By Mark Proctor
Pastor, Highland Park Baptist Church, Columbia
Teachers, look at your students. Pastors, look at your congregants, and parents, look at your children. Those are warriors, battle-weary with hearts hurting from skirmishes in a mean, merciless world. What will we tell them?
Joshua faced the same dilemma. As God’s leader he had to tell God’s wearied children how they were to move ahead to a land God had given them. We usually go over the walls; this time we go around. We usually shout to scare the enemy. This time, we’ll remain silent at first. And instead of the ark being only a part of our worship now it is part of our battle also. In this sixth chapter Joshua told his warriors that God has predetermined the people, the process, and the product. Their job only was to trust and obey.
These are God’s chosen people, with God’s commissioned leader. By the time he came to the walls of Jericho though, Joshua realized his place as a servant, not the commander. Joshua had already met the real “commander of the Lord’s army” (Joshua 5:14) and fell at his feet and worshiped and called himself “a servant.” And as servants do, He obeyed and removed his sandals on holy ground. True people of God obey. That’s the process by which God determined the walls of Jericho would fall.
Chapter 6 conveys another part of the process pre-determined by God to destroy Jericho. For six days, march around the city once a day. On the seventh, march around it 7 times. Then blow the trumpets and shout. That’s it? That’s it. Unorthodox? Yes. Effective? Of course. Because the product — the victory over Jericho — had already been determined by God. He could have chosen any process. As my grandmother used to say, “It wasn’t the marching that brought those walls down, it was the minding.” Obedience to God’s plan always produces God’s desired outcome.

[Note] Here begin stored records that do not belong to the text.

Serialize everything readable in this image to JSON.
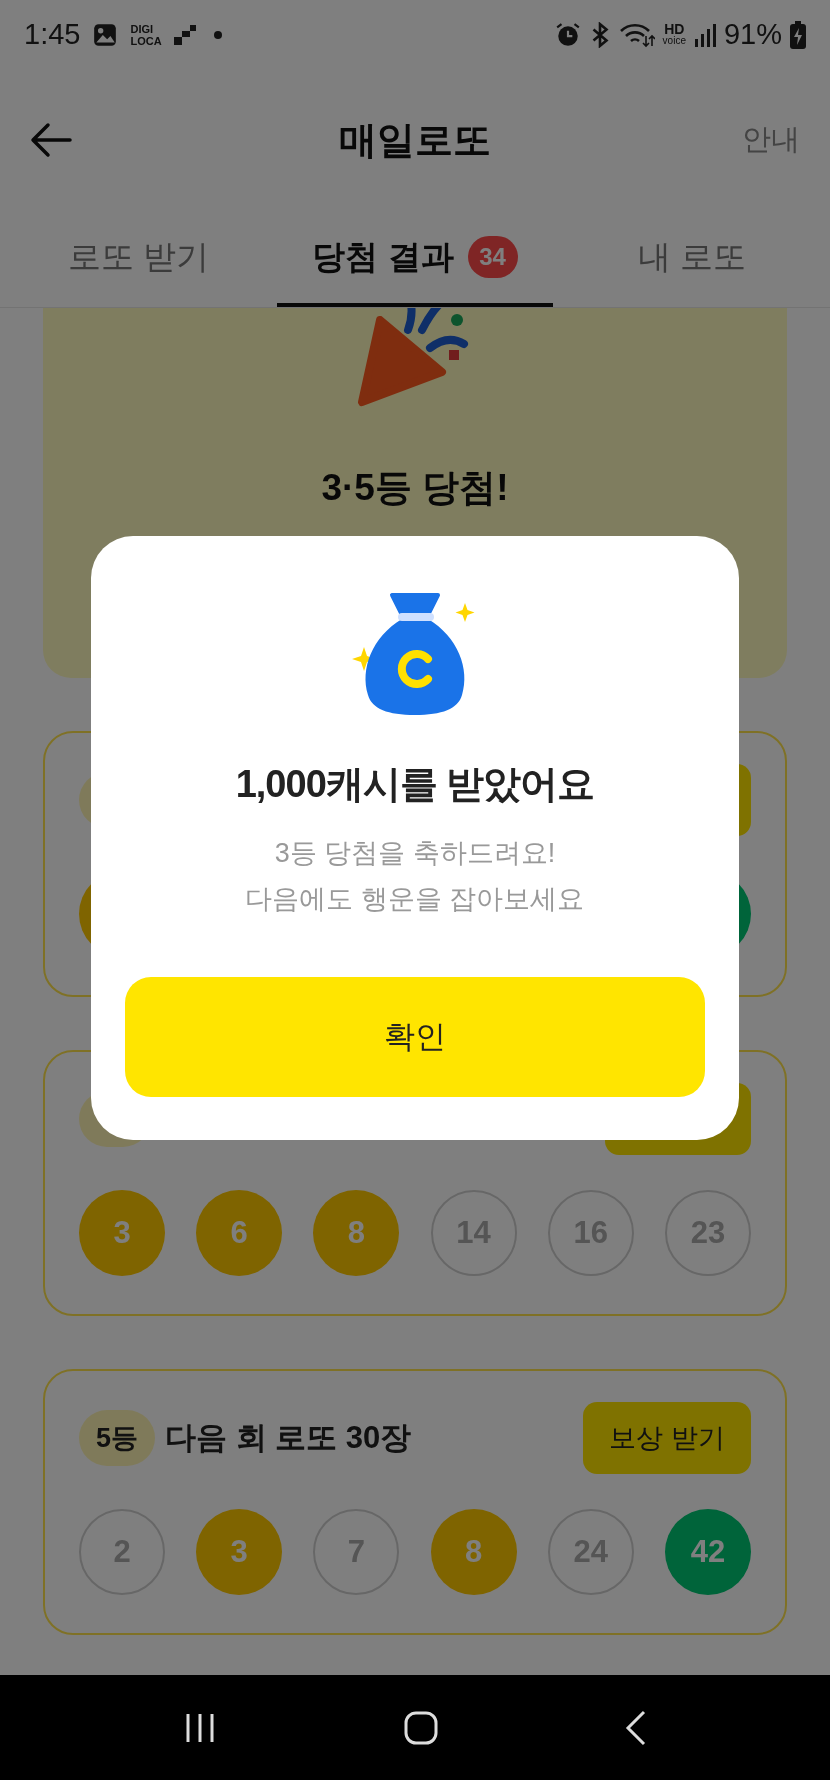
{
  "status_bar": {
    "time": "1:45",
    "notification_text": [
      "DIGI",
      "LOCA"
    ],
    "hd_voice": [
      "HD",
      "voice"
    ],
    "battery": "91%"
  },
  "header": {
    "title": "매일로또",
    "action": "안내"
  },
  "tabs": [
    {
      "label": "로또 받기",
      "selected": false
    },
    {
      "label": "당첨 결과",
      "selected": true,
      "badge": "34"
    },
    {
      "label": "내 로또",
      "selected": false
    }
  ],
  "result_banner": {
    "title": "3·5등 당첨!"
  },
  "tickets": [
    {
      "kind": "covered",
      "balls": [
        {
          "kind": "matched"
        },
        {
          "kind": "bonus"
        }
      ]
    },
    {
      "kind": "covered",
      "balls": [
        {
          "number": "3",
          "kind": "matched"
        },
        {
          "number": "6",
          "kind": "matched"
        },
        {
          "number": "8",
          "kind": "matched"
        },
        {
          "number": "14",
          "kind": "unmatched"
        },
        {
          "number": "16",
          "kind": "unmatched"
        },
        {
          "number": "23",
          "kind": "unmatched"
        }
      ]
    },
    {
      "kind": "full",
      "rank": "5등",
      "prize": "다음 회 로또 30장",
      "button": "보상 받기",
      "balls": [
        {
          "number": "2",
          "kind": "unmatched"
        },
        {
          "number": "3",
          "kind": "matched"
        },
        {
          "number": "7",
          "kind": "unmatched"
        },
        {
          "number": "8",
          "kind": "matched"
        },
        {
          "number": "24",
          "kind": "unmatched"
        },
        {
          "number": "42",
          "kind": "bonus"
        }
      ]
    }
  ],
  "dialog": {
    "title": "1,000캐시를 받았어요",
    "message": [
      "3등 당첨을 축하드려요!",
      "다음에도 행운을 잡아보세요"
    ],
    "button": "확인"
  }
}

Few people will remember Davis Ellis. An officer with fledgling Allstate Insurance, in the summer of 1951 he and a team of advertising agents were looking for a theme to symbolize Allstate’s unique position in serving its policyholders. After a long meeting, just before giving up for the night, Davis remembered something his wife had told him after their daughter was hospitalized with hepatitis. To ease his anxiety, she reminded him, “The hospital says not to worry. We’re in good hands with the doctor.” Today, Allstate is still known as the “good hands” company.
And that’s what we tell the people of God today. We’re in good hands with God. He has chosen you to be His child; He has determined the trials and tribulations which we will endure in order to learn to trust Him; He is the commander of the battle; and He has given the victory of a land flowing with milk and honey. Teach them, teachers, to trust the commander who stands with sword drawn. Teach them to serve Him, to obey Him, and to worship Him. We’re in good hands — great hands! — with Him.